ME jokes
Teacher: Go through the ABCs in pre-school.
Me: Hey, teacher, omae wa mou shindeiru!
Teacher: NANI!?!?
If I was going to the doctor, he asked me to turn around, and he stuck a nettle in my ass.
The waiter asked me, "How would you like your steak?"
I replied, "As soon as possible!"
I never feel offended if my friends don't wish me a happy birthday.
Because that's what I want.
Me: I know how to use a microwave!
Also me: Mom! The microwave is on fire!
Memes
Me during quarantine
What do butts say?
"Help me, I'm getting wiped clean!"
Me: Says to kid at adoption center, "You're adopted!"
Me and kid: hug.
Thought this site needed a little bit of nice jokes.
My life.
Kill me, please.
Me: September is here!
[Labor Day comes]
Also me (ft. Green Day): “Wake me up when September ends!”
America: Saying, "I beg your pardon" in British English is like saying; "What did you say to me you orphaned big forehead shitty ass small dick bitch?"
UK: You Americans are so fucking rude.
America: Oh, I'm SoRrY mIsTeR fAnCy PaNts 👖
Me: I must have a mirror in my jeans, 'cause I see you in my pants.
"Fuck me, Jarry."
A man walks into a bar with a piece of asphalt under his arm. The bartender asks what he wants. The man says, "I would like one beer for me and one for the road."
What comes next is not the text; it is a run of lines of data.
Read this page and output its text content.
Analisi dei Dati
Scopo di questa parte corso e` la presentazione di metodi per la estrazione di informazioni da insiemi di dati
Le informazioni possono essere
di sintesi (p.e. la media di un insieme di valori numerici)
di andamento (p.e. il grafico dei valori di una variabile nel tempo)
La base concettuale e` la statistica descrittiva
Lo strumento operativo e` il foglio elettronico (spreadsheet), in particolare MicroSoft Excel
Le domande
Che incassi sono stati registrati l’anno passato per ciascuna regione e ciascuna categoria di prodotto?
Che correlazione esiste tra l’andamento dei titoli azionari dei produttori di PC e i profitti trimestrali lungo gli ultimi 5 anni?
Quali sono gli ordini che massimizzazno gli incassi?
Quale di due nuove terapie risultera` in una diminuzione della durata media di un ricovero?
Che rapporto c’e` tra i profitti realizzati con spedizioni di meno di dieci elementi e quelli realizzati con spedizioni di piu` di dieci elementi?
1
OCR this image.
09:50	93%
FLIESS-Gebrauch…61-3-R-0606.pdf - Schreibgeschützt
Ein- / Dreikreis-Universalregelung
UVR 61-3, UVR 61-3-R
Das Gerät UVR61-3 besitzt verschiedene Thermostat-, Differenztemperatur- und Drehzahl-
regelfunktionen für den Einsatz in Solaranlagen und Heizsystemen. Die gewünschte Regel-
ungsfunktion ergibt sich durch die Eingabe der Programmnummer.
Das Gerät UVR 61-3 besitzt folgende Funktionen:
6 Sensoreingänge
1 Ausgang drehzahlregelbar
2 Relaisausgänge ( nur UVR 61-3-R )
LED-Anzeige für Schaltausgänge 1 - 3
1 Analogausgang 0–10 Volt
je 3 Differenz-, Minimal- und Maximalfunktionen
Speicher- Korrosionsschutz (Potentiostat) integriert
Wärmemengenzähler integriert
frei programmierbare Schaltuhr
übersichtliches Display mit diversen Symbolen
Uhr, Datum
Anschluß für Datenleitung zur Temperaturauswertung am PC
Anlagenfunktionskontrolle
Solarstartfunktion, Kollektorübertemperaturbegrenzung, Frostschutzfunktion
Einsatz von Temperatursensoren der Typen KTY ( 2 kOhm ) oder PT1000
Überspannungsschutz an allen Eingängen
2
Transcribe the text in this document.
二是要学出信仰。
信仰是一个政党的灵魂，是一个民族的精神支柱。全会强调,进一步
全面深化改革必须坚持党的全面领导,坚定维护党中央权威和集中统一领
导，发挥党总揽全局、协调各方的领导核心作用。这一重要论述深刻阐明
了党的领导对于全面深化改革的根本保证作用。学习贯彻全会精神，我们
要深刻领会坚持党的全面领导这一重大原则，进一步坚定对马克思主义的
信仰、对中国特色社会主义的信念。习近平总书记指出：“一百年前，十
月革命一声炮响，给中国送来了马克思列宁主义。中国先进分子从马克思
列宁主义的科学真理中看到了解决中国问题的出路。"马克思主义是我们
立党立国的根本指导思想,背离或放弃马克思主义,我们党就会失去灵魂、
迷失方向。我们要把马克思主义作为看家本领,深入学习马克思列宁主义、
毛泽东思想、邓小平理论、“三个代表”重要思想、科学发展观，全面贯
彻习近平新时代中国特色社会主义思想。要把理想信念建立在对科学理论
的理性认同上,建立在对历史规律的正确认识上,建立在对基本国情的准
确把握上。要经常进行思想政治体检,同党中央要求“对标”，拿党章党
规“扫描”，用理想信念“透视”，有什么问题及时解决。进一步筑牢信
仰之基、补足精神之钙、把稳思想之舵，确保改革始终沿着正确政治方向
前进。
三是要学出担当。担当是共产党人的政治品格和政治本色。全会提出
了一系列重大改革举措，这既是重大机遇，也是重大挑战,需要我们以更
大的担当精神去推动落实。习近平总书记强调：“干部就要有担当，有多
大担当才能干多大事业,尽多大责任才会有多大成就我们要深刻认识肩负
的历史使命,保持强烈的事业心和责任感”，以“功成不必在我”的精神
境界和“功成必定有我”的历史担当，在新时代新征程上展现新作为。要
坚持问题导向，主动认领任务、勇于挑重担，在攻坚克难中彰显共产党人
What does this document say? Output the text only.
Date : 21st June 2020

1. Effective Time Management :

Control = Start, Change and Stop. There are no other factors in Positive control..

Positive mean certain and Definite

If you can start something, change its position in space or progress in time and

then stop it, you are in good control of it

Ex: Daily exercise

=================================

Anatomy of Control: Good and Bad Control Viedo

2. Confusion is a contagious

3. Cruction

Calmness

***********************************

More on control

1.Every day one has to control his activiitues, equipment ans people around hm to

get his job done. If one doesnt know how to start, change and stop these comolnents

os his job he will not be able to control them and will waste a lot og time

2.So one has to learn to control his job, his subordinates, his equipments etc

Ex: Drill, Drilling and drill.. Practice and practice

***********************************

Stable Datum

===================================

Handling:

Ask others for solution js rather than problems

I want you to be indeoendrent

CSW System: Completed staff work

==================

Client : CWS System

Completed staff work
Why didn't the bitch ass skeleton fly?
'Cause me mum flew all the way and Trevor is a boofahead.
My mom told me she couldn't open the garage door. Then it opened up to me that it wasn't broke anymore.
Friend: I have the eye of the tiger.
Me: So what? I have the balls of a gorilla.
Parents: We can't come back to the zoo next week!
My Dad keeps beating me and my mom. Please call the police. My name is Jacob Upchurch.
My wife told me to give her 8 inches, so I had to have sex with her 4 times and punch her in the nose.
We are drunk at the party. There was an ass-ton of drunk girls there with me.
He had a song named after him: "They see me rolling."